Bariatric surgery also affects absorption of nutrients, vitamins and minerals in the stomach and small intestines, yet once again it's not clear how or why this happens. Years after surgery patients can have rare deficiencies of micronutrients that humans need in very small quantities of for our bodies to function. Since its so uncommon to see signs of these deficiencies in today's world, most doctors don't check these blood tests and the syndrome goes undiagnosed.

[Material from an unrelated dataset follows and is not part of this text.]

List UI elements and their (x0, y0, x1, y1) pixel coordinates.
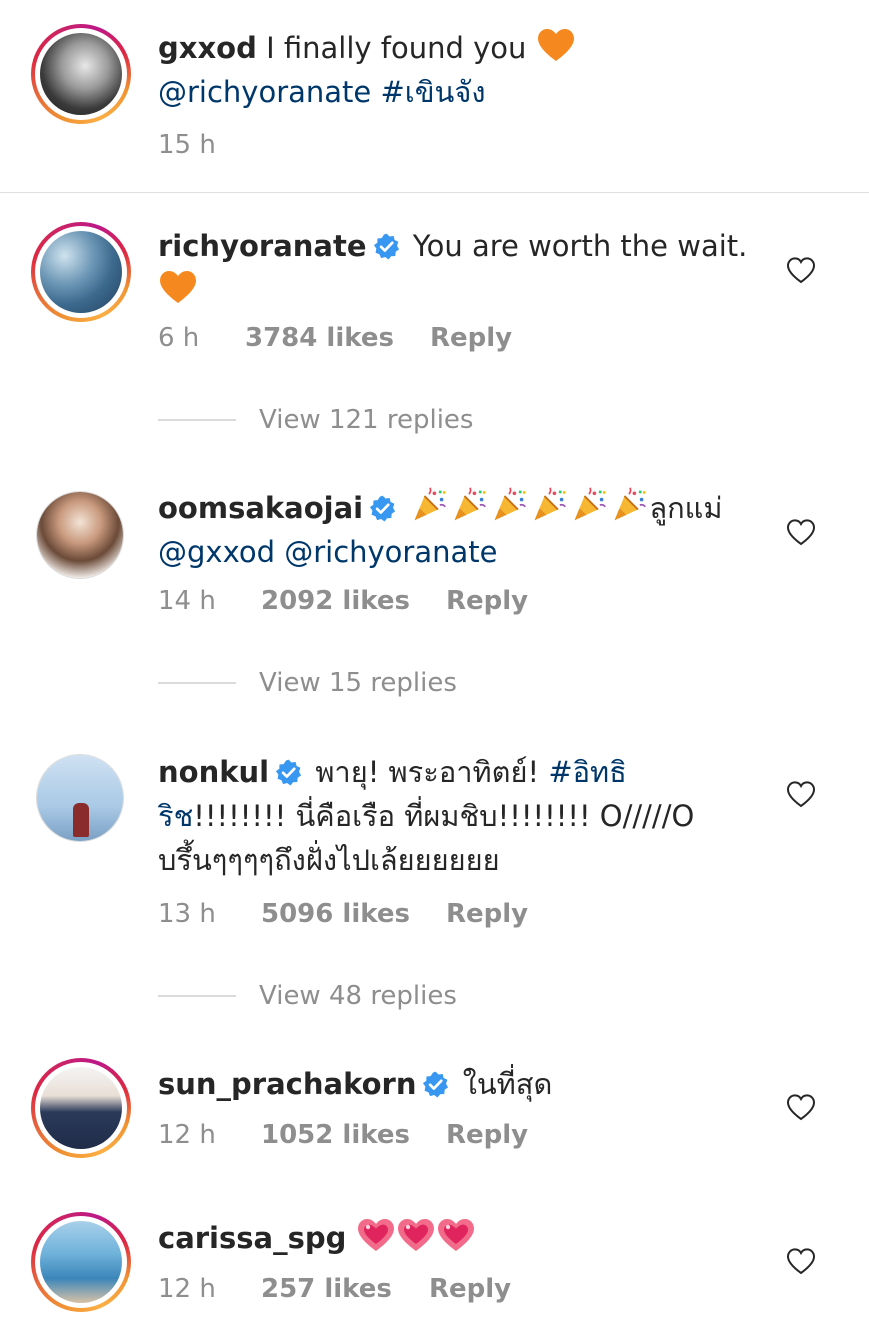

In addition, Bariatric surgery is not a cure for eating disorders. People who binge or manage emotions by overeating find that the drive to use a behavior can outwit any physical impediment. It's too easy for people who have had one of these surgeries to adapt their symptoms and find themselves trapped again but having also undergone an ineffective, painful procedure. A thorough psychological screening needs to identify patients with eating disorders and direct them for treatment before even considering surgery.

It's telling about the current reaction to the obesity epidemic that as drastic an option as surgery is so popular. The misdirection in advertising by agribusiness, the processed food industry and the diet industry has successfully placed blame on the individual. Even the government believes the solution to this public health issue is education and individual choice despite growing evidence that we are powerless to resist the current world of delectable food. All signs erroneously place the blame squarely on the individual. Diets are ineffective and medications supposedly in the pipeline, so for many surgery appears to be the best alternative. The medical literature of the consequences of Bariatric surgery can't slow down the growth of this branch of the health care industry. 

It strikes me that only another part of the medical field can inform the public about these risky surgeries. Doctors only sporadically see patients with severe consequences of surgery because there are no sub-specialists at this point. The surgeries are still new enough that medicine doesn't yet have enough evidence to challenge such a radical approach to obesity. Pooling data among clinicians, a difficult task without centralized medical records, would be very effective. The hope is that the medical system will recognize the risk of Bariatric surgery and respond appropriately in the very near future.